As teaching methods and classroom practices increasingly incorporate and become reliant on technology, network integrity and online security also plays a pivotal role in schools. One educational institution to realise this is Melbourne's Brighton Grammar School, which recently upgraded its security.
According to Brighton's IT manager, David Young, the internet has become an increasingly important resource due to modern teaching and classroom practices, and business operations.
“We need enterprise-class devices to make sure it all works,” he said. “Users expect the system to be up 100 per cent of the time and it’s our job to make sure everything works,” Young told Computerworld Australia.
“The business of the school is education and so the reliance on having that internet connection there all the time, is quite high and we needed a solution in place that allows us to have failover or a continual type of service available so we don’t interrupt what the students are doing.”
Despite not having an excessive number of connections failures, two or three per year excluding scheduled maintenance, Young said the school wanted to be active about the network reliability and security.
“We have an enormous diversity of user requirements with students from three years of age through to adults of 70 or 80 using school resources,” he said. “All have their own specific requirements that we need to address, whether it's from a duty of care point of view or a research perspective.
“For example, we have to be aware of not letting users access sites that contain inappropriate information and therefore we need to be able to identify traffic and build appropriate rules for that traffic.”
Brighton Grammar maintains an IT infrastructure that includes a 10 gigabyte (GB) backbone, a storage area network, a virtualised environment, along with 600 computers, 30 notebooks and more than 50 thin clients.
Additionally, the school’s recently established research centre, located in Melbourne’s CBD, connects to the school via a virtual private network (VPN). The system is used by approximately 1500 on-site staff and students, and also remotely by parents.
Detailing the school's procurement process, Young said three or four vendors were considered, including Blue Reef, but decided on the most recent solution from WatchGuard, deploying it as a firewall and web service for internal resources. The school originally deployed WatchGuard technology in 2002, however after considering other offerings, Young said dollars and functionality, led him back to WatchGuard.
“Management of the devices was already known by the IT team here, so that was taken into account, as well as the upgrade path from our current configuration to the new one and how that would be handled in the process,” he said. “Training was also taken into account, the same number of staff do exactly the same job, I just now have a service that does a lot more for me.”
According to Young, the school had redundancy within its servers and backend infrastructure, it came down to the firewall as a single point of failure. For this reason the school implemented two WatchGuard XTM 8 series appliances at its main campus, with one acting as a fail-over for the other. At its remote sites, another WatchGuard Firebox X Core series device is used for VPN connectivity.
“We chose WatchGuard because of its ease of management,” Young said. “The information that we get from WatchGuard and from our logs means that we know where things are supposedly going and what's happening with the network. We keep intrusion detection turned on and periodically we test it from outside the organisation to make sure there are no security holes.”
Like any firewall, the WatchGuard solution needs to be regularly reviewed says Young, “it needs to be managed, maintained and upgraded”.

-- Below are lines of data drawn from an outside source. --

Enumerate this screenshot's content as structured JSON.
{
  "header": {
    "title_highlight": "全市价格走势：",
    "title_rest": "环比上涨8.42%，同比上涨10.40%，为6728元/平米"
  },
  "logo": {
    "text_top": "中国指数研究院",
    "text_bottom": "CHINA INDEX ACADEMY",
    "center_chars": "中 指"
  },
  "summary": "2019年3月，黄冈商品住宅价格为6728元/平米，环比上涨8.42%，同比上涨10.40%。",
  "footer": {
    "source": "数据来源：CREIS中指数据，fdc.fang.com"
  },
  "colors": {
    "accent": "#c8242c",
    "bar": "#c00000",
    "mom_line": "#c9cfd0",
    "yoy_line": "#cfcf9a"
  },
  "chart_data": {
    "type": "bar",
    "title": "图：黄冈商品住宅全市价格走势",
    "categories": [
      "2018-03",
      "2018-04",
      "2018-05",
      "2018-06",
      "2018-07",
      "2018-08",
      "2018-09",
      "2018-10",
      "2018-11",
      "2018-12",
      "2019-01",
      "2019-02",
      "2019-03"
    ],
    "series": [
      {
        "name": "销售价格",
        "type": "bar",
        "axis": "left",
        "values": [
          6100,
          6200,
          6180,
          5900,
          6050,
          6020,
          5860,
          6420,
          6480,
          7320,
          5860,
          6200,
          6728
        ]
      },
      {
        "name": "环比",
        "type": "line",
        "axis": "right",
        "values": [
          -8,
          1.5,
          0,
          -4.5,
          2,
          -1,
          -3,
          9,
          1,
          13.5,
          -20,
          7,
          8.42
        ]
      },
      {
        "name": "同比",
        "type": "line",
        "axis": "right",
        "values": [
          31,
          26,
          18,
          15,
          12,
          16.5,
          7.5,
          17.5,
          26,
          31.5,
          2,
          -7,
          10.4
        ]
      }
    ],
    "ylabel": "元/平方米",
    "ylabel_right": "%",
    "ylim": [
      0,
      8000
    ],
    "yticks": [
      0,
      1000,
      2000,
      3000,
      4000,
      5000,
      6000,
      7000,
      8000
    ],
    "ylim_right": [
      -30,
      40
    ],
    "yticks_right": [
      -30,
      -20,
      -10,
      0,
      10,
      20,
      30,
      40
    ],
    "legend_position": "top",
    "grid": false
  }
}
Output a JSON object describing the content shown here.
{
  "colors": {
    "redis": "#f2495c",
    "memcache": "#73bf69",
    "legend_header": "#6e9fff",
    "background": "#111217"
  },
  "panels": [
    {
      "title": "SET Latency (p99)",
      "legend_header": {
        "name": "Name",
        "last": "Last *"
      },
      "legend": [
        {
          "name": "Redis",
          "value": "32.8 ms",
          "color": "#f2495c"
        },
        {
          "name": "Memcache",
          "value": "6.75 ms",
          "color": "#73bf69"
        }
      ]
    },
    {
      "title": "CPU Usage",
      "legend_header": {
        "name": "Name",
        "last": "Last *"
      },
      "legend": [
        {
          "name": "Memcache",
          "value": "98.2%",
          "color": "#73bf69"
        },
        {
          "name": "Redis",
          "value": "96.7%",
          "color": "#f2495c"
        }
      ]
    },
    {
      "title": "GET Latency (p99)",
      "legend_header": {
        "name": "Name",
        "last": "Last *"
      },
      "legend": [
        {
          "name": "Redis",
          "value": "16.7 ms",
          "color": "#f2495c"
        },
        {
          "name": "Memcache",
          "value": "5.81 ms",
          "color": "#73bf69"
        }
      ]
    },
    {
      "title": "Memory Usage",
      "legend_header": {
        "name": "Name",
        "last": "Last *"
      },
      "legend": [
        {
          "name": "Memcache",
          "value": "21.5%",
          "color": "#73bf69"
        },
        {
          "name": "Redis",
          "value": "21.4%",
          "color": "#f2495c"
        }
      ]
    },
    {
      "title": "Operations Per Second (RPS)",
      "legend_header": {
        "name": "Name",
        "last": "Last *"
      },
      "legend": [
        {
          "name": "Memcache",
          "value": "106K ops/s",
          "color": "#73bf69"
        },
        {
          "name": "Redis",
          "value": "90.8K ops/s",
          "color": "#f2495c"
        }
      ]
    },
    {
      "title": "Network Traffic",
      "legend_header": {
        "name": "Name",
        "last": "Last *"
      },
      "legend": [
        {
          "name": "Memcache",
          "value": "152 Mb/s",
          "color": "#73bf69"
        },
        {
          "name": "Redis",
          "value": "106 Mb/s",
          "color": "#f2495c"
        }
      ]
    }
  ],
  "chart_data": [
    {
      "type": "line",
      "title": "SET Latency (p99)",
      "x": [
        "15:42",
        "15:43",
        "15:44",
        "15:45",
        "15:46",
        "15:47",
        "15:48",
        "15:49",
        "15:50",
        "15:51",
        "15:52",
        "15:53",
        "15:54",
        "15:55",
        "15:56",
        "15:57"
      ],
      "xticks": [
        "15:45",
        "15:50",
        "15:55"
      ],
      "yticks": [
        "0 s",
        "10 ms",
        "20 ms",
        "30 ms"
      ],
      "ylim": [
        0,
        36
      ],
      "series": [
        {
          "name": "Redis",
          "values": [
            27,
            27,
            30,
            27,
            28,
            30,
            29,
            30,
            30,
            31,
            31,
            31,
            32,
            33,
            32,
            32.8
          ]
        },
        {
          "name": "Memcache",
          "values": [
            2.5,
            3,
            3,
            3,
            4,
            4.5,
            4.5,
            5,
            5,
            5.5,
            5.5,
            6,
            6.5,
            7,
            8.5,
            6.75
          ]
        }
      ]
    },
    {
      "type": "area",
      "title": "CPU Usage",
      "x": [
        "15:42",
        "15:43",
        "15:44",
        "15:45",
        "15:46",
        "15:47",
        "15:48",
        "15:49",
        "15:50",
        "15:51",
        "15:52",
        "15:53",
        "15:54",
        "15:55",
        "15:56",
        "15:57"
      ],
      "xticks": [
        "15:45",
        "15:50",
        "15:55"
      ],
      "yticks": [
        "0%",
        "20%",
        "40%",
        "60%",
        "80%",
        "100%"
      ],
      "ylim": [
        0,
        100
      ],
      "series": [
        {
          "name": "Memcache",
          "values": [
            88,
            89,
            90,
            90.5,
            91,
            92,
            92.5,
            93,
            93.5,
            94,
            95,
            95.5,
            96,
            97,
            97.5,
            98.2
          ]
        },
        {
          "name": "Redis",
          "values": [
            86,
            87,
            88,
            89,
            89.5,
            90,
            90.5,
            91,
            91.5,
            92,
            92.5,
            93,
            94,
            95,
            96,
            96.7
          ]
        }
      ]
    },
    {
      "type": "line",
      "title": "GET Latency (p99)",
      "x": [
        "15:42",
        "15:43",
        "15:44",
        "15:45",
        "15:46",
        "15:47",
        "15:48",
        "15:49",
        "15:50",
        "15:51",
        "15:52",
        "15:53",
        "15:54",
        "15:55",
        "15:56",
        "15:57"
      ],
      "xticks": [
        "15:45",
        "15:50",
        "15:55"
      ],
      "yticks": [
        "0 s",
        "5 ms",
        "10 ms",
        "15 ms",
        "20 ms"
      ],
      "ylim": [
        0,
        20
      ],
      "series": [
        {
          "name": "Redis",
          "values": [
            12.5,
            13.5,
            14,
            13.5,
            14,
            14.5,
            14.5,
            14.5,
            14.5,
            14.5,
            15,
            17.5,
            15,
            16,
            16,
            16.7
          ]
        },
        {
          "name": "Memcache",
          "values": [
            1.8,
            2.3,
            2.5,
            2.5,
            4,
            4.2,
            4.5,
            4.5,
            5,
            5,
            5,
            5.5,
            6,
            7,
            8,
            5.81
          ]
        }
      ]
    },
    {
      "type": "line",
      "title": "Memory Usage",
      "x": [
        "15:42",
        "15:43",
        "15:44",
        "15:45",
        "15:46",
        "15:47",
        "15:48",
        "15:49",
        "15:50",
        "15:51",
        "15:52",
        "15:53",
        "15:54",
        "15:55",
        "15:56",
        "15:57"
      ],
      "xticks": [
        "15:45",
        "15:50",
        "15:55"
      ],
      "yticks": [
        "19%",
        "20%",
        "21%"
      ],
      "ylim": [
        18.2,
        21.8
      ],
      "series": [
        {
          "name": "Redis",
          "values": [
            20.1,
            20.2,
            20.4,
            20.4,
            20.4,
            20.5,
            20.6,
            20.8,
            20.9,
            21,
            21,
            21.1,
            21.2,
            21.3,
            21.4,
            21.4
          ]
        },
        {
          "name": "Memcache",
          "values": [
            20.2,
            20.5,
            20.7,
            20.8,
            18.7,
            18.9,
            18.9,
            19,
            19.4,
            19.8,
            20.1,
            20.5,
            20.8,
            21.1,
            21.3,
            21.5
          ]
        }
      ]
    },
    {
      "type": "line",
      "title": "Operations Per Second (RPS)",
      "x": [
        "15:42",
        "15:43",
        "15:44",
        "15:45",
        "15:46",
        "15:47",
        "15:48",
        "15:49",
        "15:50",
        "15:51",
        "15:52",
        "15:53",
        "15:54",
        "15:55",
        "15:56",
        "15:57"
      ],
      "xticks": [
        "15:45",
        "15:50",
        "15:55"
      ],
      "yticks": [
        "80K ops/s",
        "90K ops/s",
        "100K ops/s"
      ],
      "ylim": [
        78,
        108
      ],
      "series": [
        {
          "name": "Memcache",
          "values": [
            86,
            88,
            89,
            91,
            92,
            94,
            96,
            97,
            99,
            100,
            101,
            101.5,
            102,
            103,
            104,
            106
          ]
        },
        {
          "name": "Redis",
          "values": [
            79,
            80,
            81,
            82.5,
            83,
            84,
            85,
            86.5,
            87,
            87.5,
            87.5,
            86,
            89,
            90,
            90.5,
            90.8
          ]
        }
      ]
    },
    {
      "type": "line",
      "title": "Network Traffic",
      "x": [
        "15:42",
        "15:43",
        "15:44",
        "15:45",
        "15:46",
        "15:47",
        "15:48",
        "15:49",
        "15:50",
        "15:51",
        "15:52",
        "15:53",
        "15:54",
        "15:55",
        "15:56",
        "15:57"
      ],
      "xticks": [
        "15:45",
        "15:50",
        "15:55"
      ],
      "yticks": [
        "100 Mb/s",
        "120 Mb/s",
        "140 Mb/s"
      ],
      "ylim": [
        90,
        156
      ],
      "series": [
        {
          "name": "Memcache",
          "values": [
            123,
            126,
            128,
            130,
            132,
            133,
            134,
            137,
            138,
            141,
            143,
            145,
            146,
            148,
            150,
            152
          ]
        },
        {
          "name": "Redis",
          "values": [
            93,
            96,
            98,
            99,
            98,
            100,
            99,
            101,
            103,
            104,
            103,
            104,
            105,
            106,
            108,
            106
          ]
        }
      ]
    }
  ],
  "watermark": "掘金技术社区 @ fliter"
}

According to Young, an ongoing challenge is the need to adapt security to meet changes in the technological infrastructure.
“It's not just a matter of desktop computers any more, network users demand access via wireless notebooks, smart phones, iPads and any number of portable devices.”
To date, the new system has not had a failure, with Young noting the system has now a higher redundancy available which he says will become increasingly important in years to come as mobile devices take off more.